Anak Kiai Jombang Praperadilankan Kapolda

Anak Kiai Jombang Praperadilankan Kapolda

PRIA berinisial MSAT, anak kiai sepuh di Ploso, Jombang, mengajukan sidang praperadilan kepada Kapolda Jatim. Pria itu menjadi tersangka karena diduga melakukan pencabulan dan kekerasan seksual terhadap santriwatinya.

Dalam sidang kemarin (13/12), tiga saksi dihadirkan MSAT sebagai pemohon. Dua orang adalah santrinya, yaitu Aji dan Basyit. Lalu, ahli forensik Universitas Brawijaya Ngesti Lestari.
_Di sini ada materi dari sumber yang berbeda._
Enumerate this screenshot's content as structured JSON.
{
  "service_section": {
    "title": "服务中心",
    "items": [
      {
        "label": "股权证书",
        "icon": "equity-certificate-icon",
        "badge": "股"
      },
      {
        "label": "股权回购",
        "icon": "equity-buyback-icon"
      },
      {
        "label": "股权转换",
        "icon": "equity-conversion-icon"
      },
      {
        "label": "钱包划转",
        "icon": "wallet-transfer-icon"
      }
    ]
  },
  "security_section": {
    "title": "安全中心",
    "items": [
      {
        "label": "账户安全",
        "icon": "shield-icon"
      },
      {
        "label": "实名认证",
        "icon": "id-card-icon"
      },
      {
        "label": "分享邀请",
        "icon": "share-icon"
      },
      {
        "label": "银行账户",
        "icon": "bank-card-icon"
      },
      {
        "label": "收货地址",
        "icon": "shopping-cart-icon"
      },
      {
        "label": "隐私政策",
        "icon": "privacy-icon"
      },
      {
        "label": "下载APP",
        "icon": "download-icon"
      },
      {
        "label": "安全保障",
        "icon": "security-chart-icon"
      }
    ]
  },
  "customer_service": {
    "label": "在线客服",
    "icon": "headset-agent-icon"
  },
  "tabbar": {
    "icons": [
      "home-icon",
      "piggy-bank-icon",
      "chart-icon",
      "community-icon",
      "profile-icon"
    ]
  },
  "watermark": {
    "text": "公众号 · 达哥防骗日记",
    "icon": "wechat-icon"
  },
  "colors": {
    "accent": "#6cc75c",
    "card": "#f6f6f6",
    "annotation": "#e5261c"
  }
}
Basyit sudah 20 tahun menjadi santri. Ia juga mengenal perempuan yang diduga menjadi korban perbuatan MSAT.

”Saya mengenal perempuan itu. Sekitar tahun 2016 saat di halaman pesantren dan waktu itu dikenalkan oleh penjual es. Tapi, sekedar menyapa saja dan tidak akrab,” katanya dalam persidangan yang dilakukan di Pengadilan Negeri Surabaya.

Basyit membantah bahwa dirinya pernah mengantarkan saksi Aji menemui perempuan tersebut. Basyit juga mengatakan tidak pernah melihat MSAT berduaan dengan perempuan itu di Gubuk Cokro yang berada di Desa Puri. ”Di tempat lain juga tidak pernah melihatnya,” bebernya.

Ia hanya mengetahui bahwa gubuk tersebut sering digunakan sebgai tempat pengajian. Tapi, itu dulu. Sudah lama gubuk itu tidak lagi digunakan. Beda lagi dengan Aji. Ia mengaku kenal korban saat ada rekrutmen tenaga kesehatan. Saat itu 2015.

Pesantren Siddiqiyyah membutuhkan tenaga medis. Dari rekrutmen itu, terpilih 5 orang dari 10 yang mendaftar. Salah satunya adalah korban itu. ”Saya sendiri sebagai ketua dan penanggung jawab dalam rekrutmen itu,” ungkapnya.

Wawancara rekrutmen itu dilakukan di Gubuk Cokro.

MSAT juga ikut mewawancarai semua peserta yang akan direkrut menjadi tenaga kesehatan itu. ”Wawancara dimulai pukul 07.00 WIB hingga menjelang duhur dan dilakukan di teras, bukan di dalam kamar gubuk,” tambahnya.

Namun, menjelang Idulfitri, lima calon tenaga medis yang diterima itu tidak kembali ke pesantren. Ketika mereka dihubungi, juga tidak ada respons. Termasuk perempuan yang melaporkan MSAT ke polisi. ”HP mereka tidak aktif,” tambahnya.

Sementara itu, Ngesti Lestari dalam keterangannya mengatakan, forensik atau visum merupakan tindakan medis sebagai alat bukti yang sah atas peristiwa kekerasan. Semua dokter boleh membuat itu. ”Baik itu dokter ahli maupun dokter umum,” ucapnyi.

Kalau robeknya selaput dara itu, semua wanita bisa mengalami hal tersebut tanpa harus melakukan hubungan intim. Salah satu hal yang bisa menyebabkan robeknya selaput dara adalah wanita itu bergerak berlebihan. Atau terjatuh.  ”Kalau terjadi persetubuhan, robeknya sampai ke dasar,” ungkapnya.

Seusai sidang, Setijo Busono selaku anggota tim kuasa MSAT mengatakan, gugatan praperadilan diajukan kepada Polda Jatim karena penetapan tersangka terhadap MSAT. Penetapan itu sudah berjalan dua tahun. Namun, sampai sekarang belum P-21.

"Penetapan tersangka itu seharusnya dilengkapi dua alat bukti. Sehingga kami dan tim mengkaji adanya fakta bahwa P-19 yang dilakukan penuntut umum yang isinya meminta untuk dilengkapi," kata Busono.

P-19 itu dilakukan hingga tiga kali. Dilanjutkan dengan rapat koordinasi dan konsultasi. Itu juga dilakukan hingga tiga kali. Sudah dua tahun, kasus tersebut tidak jelas. Ia merasa kondisi itu menggantung nasib kliennya.